Velocity of protraction

The primary aim of the study was a comparison of the clinical effectiveness of either TAD supported - or Herbst-reinforced anchorage during molar protraction in subjects treated with lingual multi-bracket appliances. Overall, velocity of protraction (mm/month) was found to be 0.51 in Herbst treated subjects, and 0.35 in TAD-anchored situations (Table 2), which is in agreement with a majority of published studies [23, 33], while other authors reported up to 0.76 mm/month on average, using open coils springs and a balanced anchorage between the six anterior teeth and the second premolar and first molar posteriorly [34]. Generally, space closure following extraction does not take place at a linear rate, but may be up to 0.86 mm during the first months, and is known to subsequently continue at a slower rate of about 0.3 mm/month [35].

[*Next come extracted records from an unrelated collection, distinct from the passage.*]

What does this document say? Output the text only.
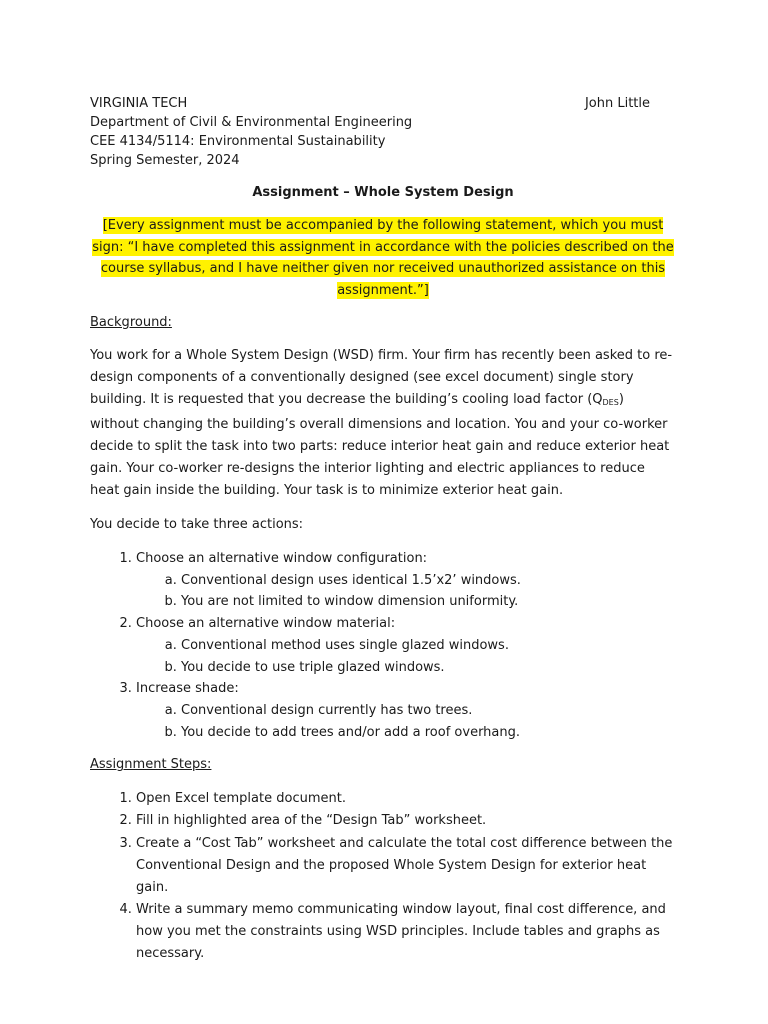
VIRGINIA TECH
Department of Civil & Environmental Engineering
CEE 4134/5114: Environmental Sustainability
Spring Semester, 2024
John Little
Assignment – Whole System Design
[Every assignment must be accompanied by the following statement, which you must sign: “I have completed this assignment in accordance with the policies described on the course syllabus, and I have neither given nor received unauthorized assistance on this assignment.”]
Background:

You work for a Whole System Design (WSD) firm. Your firm has recently been asked to re-design components of a conventionally designed (see excel document) single story building. It is requested that you decrease the building’s cooling load factor $(Q_{DES})$ without changing the building’s overall dimensions and location. You and your co-worker decide to split the task into two parts: reduce interior heat gain and reduce exterior heat gain. Your co-worker re-designs the interior lighting and electric appliances to reduce heat gain inside the building. Your task is to minimize exterior heat gain.

You decide to take three actions:

1. Choose an alternative window configuration:
a. Conventional design uses identical 1.5’x2’ windows.
b. You are not limited to window dimension uniformity.
2. Choose an alternative window material:
a. Conventional method uses single glazed windows.
b. You decide to use triple glazed windows.
3. Increase shade:
a. Conventional design currently has two trees.
b. You decide to add trees and/or add a roof overhang.
Assignment Steps:
1. Open Excel template document.
2. Fill in highlighted area of the “Design Tab” worksheet.
3. Create a “Cost Tab” worksheet and calculate the total cost difference between the Conventional Design and the proposed Whole System Design for exterior heat gain.
4. Write a summary memo communicating window layout, final cost difference, and how you met the constraints using WSD principles. Include tables and graphs as necessary.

Complete space closure following completion of MB treatment was accomplished in only 50 % of subjects with TAD anchorage, with remaining gaps of 1 mm on average (Fig. 4), while complete space closure was achieved in all of the Herbst-reinforced protraction sites (Fig. 4). This result is in agreement with other reports, which also found gap residues following orthodontic space closure with a mean of 1.5 mm in 46 % of subjects with bilateral premolar aplasia treated by push-and-pull mechanics [36].

This study compared two competing treatment alternatives for gaining anchorage during space closure (lingual appliance plus Herbst, or lingual appliance plus TAD). The findings have a limitation concerning generalisability in that they were achieved with a lingual Herbst appliance that is separated from the lingual multi-bracket appliance, in contrast to Herbst derivates that are attached to the archwire, or to those using casted splints. Tooth movement along archwires is unimpeded here, while it may not be so with conventional Herbst appliances using casted splints and labial fixed orthodontic appliances.

Conclusion

The following conclusions can be drawn regarding the quality of molar protraction in subjects treated with lingual MB appliances:

  • The use of a Herbst appliance as an anchorage reinforcement provides increased anchorage control, as protrusive forces of the appliance are effective in cancelling the distalizing side-effects of protraction forces.

  • Therefore, Herbst-reinforced space closure was found to be faster and judged to be more reliable compared to TAD anchorage.

  • Patients requiring simultaneous space closure by molar protraction and correction of distal occlusion may benefit from using Herbst appliances for anterior segment anchorage reinforcement rather than TAD anchorage.